WWW: What, When, Where to Compute-in-Memory

Published 26 Dec 2023 in cs.AR, cs.DC, and cs.LG | (2312.15896v3)

Abstract: Matrix multiplication is the dominant computation during Machine Learning (ML) inference. To efficiently perform such multiplication operations, Compute-in-memory (CiM) paradigms have emerged as a highly energy efficient solution. However, integrating compute in memory poses key questions, such as 1) What type of CiM to use: Given a multitude of CiM design characteristics, determining their suitability from architecture perspective is needed. 2) When to use CiM: ML inference includes workloads with a variety of memory and compute requirements, making it difficult to identify when CiM is more beneficial than standard processing cores. 3) Where to integrate CiM: Each memory level has different bandwidth and capacity, creating different data reuse opportunities for CiM integration.
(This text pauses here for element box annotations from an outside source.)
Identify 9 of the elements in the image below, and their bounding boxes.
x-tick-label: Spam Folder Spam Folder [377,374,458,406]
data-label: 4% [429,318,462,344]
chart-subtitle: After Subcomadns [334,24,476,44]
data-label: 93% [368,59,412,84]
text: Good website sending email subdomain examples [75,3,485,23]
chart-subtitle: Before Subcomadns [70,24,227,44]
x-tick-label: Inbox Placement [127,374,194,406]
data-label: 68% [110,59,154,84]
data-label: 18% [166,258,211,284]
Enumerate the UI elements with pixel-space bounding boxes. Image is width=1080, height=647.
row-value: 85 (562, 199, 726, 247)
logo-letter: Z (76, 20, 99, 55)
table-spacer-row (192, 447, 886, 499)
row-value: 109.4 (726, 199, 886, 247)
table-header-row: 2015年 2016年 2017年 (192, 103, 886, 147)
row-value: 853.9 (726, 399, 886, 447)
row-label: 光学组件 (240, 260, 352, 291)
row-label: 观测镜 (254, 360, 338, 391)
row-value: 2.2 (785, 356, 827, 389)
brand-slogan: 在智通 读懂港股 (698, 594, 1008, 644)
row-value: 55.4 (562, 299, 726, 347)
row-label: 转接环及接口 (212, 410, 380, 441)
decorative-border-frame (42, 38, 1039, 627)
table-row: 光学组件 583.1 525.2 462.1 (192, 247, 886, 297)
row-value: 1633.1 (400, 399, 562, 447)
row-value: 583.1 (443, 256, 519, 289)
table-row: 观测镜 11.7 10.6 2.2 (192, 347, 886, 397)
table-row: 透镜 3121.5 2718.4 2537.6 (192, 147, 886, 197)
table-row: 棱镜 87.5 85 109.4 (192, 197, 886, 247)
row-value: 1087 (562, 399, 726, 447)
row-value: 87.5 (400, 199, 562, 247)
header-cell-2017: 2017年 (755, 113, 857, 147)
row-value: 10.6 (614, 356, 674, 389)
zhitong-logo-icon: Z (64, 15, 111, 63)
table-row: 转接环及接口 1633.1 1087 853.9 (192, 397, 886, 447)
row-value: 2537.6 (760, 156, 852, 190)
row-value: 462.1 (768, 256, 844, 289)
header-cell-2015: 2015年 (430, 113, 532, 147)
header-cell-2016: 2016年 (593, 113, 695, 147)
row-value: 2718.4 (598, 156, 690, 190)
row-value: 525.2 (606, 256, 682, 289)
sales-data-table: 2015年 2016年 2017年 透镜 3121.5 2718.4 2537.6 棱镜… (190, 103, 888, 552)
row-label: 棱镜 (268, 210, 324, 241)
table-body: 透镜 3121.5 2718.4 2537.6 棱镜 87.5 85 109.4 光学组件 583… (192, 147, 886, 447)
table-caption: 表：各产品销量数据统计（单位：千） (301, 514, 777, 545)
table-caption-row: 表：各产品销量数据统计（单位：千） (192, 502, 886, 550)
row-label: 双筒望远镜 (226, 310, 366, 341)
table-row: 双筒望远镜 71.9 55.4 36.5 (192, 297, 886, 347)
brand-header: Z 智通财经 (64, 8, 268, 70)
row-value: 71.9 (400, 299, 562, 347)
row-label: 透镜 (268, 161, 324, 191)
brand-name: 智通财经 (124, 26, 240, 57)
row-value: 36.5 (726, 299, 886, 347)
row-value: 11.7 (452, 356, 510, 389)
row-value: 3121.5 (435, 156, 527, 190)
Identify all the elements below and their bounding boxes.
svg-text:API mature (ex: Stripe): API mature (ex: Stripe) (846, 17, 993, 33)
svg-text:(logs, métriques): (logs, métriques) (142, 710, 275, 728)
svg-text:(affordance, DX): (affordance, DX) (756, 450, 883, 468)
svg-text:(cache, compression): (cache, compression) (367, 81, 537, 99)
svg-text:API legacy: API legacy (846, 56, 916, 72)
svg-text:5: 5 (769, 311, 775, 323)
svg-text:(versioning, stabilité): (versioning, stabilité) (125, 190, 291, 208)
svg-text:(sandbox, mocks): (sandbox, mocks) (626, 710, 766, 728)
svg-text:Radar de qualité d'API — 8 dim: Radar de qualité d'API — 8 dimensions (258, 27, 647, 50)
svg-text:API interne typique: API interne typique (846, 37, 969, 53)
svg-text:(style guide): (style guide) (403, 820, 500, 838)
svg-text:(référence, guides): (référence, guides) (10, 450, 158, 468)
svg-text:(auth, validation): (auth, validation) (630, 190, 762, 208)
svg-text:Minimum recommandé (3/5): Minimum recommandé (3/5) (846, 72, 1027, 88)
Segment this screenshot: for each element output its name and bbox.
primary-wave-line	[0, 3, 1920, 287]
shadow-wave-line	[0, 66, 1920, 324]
To answer such questions regarding on-chip CiM integration for accelerating ML workloads, we use an analytical architecture-evaluation methodology with tailored mapping algorithm. The mapping algorithm aims to achieve highest weight reuse and reduced data movements for a given CiM prototype and workload. Our analysis considers the integration of CiM prototypes into the cache levels of a tensor-core-like architecture, and shows that CiM integrated memory improves energy efficiency by up to 3.4x and throughput by up to 15.6x compared to established baseline with INT-8 precision. We believe the proposed work provides insights into what type of CiM to use, and when and where to optimally integrate it in the cache hierarchy for efficient matrix multiplication.